Apparently, the group is looking to coerce these clients into paying cyber insurance to them, or else their data will be at their mercy.

This is the reality we face when we innocently, with trust, provide our personal details to organisations in the hope that it will be secure.

TransUnion yesterday confirmed that a criminal third-party had obtained access to its South African server through misuse of an authorised client’s credentials.

“We have received an extortion demand and it will not be paid,” the credit bureau says in a statement to ITWeb.

The worrying part is TransUnion seems to be downplaying the impact of this, saying the “incident impacted an isolated server holding limited data from our South African business”.

If my personal information was retrieved from this database, what are the odds that almost every South African with a credit history has been impacted as the hackers say?

While TransUnion is doing the wise thing by not giving in to the extortion demands, the cyber criminals have threatened that if the ransom is not paid in Bitcoin in seven days, they will expose all of the data and start targeting the corporate clients. Who knows if they have not already shared it on the dark web?

POPIA ramifications

Experian, a credit bureau which was hacked back in 2020, is still struggling to contain that data breach till this day.

This is a breach that exposed the personal information of as many as 24 million South Africans and 793 749 business entities to a suspected fraudster.

We are still to hear of any consequences Experian faced, although South Africa’s Protection of Information Act (POPIA) was in place.

Out of curiosity, I asked the hackers about their motive and what they stand for besides looking to extort money from TransUnion, and this is what they said: “We are an ethical hacking group.

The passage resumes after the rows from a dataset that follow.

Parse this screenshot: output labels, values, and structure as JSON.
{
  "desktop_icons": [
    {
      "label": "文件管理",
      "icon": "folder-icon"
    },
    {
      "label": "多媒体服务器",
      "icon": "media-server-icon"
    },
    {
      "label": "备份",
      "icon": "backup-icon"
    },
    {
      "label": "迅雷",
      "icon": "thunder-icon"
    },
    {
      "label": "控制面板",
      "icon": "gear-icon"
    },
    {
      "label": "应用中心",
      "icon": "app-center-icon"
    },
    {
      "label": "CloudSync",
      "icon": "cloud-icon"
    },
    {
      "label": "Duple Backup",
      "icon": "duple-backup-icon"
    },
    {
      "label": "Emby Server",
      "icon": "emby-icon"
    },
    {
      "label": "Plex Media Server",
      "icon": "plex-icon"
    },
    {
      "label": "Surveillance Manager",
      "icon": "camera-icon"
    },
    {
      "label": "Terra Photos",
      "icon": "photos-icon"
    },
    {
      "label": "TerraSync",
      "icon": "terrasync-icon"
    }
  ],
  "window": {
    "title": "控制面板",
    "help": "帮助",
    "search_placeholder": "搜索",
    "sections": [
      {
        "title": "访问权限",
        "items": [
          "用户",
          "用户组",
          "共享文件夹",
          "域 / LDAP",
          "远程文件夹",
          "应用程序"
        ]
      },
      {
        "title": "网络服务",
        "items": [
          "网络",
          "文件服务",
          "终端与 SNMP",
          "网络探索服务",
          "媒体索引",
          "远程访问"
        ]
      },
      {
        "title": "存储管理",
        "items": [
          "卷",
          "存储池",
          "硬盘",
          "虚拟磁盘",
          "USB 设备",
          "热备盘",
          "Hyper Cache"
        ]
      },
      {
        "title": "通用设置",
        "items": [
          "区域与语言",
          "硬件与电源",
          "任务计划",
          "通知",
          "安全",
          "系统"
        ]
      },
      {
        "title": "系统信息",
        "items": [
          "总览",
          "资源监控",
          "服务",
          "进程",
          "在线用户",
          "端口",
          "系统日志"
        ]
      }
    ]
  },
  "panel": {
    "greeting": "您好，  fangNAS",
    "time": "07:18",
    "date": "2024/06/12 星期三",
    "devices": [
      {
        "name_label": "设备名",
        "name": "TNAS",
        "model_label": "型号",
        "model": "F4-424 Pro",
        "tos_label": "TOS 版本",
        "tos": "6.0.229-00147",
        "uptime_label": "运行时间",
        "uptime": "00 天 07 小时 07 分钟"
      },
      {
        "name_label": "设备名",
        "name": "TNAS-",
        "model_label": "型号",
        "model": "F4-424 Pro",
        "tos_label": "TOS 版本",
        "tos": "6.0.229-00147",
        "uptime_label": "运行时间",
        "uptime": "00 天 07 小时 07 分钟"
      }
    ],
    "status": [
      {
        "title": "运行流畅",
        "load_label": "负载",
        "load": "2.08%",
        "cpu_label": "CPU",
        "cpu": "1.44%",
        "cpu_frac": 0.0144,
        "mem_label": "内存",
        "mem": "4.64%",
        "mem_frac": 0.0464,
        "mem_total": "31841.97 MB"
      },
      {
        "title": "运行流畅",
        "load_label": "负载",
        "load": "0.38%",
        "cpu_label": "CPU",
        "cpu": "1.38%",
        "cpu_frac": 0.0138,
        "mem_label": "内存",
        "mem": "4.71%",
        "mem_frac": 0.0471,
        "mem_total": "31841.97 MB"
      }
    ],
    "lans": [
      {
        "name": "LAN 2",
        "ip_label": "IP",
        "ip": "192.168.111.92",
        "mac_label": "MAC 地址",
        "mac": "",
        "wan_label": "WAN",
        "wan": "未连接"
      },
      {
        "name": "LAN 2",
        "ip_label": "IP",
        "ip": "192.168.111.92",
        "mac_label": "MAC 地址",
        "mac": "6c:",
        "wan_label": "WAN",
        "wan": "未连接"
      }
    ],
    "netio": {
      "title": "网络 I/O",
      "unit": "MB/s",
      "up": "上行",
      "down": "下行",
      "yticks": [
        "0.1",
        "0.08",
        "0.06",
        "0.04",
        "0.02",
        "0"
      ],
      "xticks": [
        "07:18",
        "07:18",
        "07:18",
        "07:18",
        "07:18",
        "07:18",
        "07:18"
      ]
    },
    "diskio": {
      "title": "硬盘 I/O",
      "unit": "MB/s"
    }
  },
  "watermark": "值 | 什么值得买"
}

We will delete all data and not leak anything if they co-operate. We don’t want to be known for causing damage.

“We only expose seriously weak systems such as in this case the password being ‘password’. We want them to make sure they secure their systems and pay us for bringing this to their attention.”

The Information Regulator is, among other duties, empowered to monitor and enforce compliance by public and private bodies with the provisions of South Africa’s data privacy law, POPIA.

Organisations that do not meet the conditions prescribed by the legislation must be held liable. Previously, the Information Regulator did not have teeth to deal with violators of the data privacy law, which was passed in July 2020.

The Act sets down firm frameworks that companies have to abide by to avoid fines, criminal persecution and potential reputation loss.

Breaching the rules and regulations outlined by this Act can have serious implications for the business, which can cost more than money and have long-lasting consequences.

The Act makes provision for fines of up to R10 million and a jail sentence of up to 10 years, depending on the seriousness of the breach.